Despite all that, I love the hell out of this movie. For starters, I’ve made clear many times my love for cheap exploitation from the 70’s. Something about the film quality, the otherworldly, almost transcendent badness of the acting (which is, although technically identical to the bad acting in contemporary movies, somehow acceptable to my palate), the overall time capsule-ish vibe and comparative innocence of 70’s low-budget Z-grade features compared to those today. Let’s face it, as much as it’s a b-movie, it’s still a real movie. Someone had to hike a full camera and production crew down to Colombia, make the monster out of stuff they found in their garages, and shoot on film, pay for prints, work out theatrical distribution deals, the works. Anyone can make a movie on digital video for $10 in one weekend and release it straight to DVD via their own made-up film company anymore. You really had to be dedicated to your craft to make a crap movie back then.

There’s a good chance that this was my very first exposure to this type of movie (it’s either this, or Bloodwaters of Dr. Z, I can’t remember which I saw first, I was pretty young). I rented it when I was but a lad because of the cool-lookin’ beastie on the box. It was so different from anything else I’d seen up to then, that it even inspired me to write a pseudo-sequel for a writing assignment in school, which I’m sure made the original look like…well…something really good by comparison.

And then, there’s the fact that John Carradine is in it. He plays a batty old priest who spouts off about how Satan created the monster to eat the faithless and steer believers to salvation. Seeing John Carradine in a movie makes me happy in the same way that playing with a puppy does. I love the guy. Any movie that has John Carradine in it is okay in my book. The man is a cinematic legend, and deservedly so, since his mere presence jacks up a movie’s entertainment capabilities at least 300%. That’s not to say that, in the case of some of the crap he’s been in, that brings the entertainment capabilities up to approximately zero, but at least John Carradine is in there somewhere doin’ his thing.

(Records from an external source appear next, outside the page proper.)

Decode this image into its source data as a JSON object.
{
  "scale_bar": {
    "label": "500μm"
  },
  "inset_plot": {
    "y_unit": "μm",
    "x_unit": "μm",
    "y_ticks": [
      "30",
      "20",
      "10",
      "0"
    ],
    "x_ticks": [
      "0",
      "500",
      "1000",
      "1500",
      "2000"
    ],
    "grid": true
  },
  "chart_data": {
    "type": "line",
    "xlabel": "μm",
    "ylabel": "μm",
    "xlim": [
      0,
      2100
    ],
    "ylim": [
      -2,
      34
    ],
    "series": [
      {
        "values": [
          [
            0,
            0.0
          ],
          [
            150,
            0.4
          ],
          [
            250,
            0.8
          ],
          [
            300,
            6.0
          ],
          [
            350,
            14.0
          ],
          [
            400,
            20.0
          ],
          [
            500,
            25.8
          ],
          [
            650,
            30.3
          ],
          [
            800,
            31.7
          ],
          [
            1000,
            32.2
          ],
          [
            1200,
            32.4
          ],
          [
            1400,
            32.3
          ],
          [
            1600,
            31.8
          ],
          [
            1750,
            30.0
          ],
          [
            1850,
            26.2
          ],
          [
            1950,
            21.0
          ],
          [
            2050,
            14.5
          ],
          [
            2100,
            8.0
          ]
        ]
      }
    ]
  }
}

There you have it. This movie in most people’s eyes would be an atrocity, and probably rightfully so. But in my eyes, it’s a landmark. A milestone in this cinemasochist’s journey down the path of…whatever the hell it is we journey down the path to. And, it has John Carradine. In short, Monster is a long-forgotten gem, but the time has come for it to rise from the depths once again. Make your girlfriend watch it with you, and bring on the hate mail.

The Moral of the Story: This one’s for the ladies. Don’t date cement plant managers. They’re all evil, sexist bastards. They’ll use you and throw you away like the Kleenex I wipe up with after jerking off. All you’ll get from them is herpes, “accidental” break-up sex, and left on a beach to be eaten by a giant, chicken-footed catfish monster. You have been warned.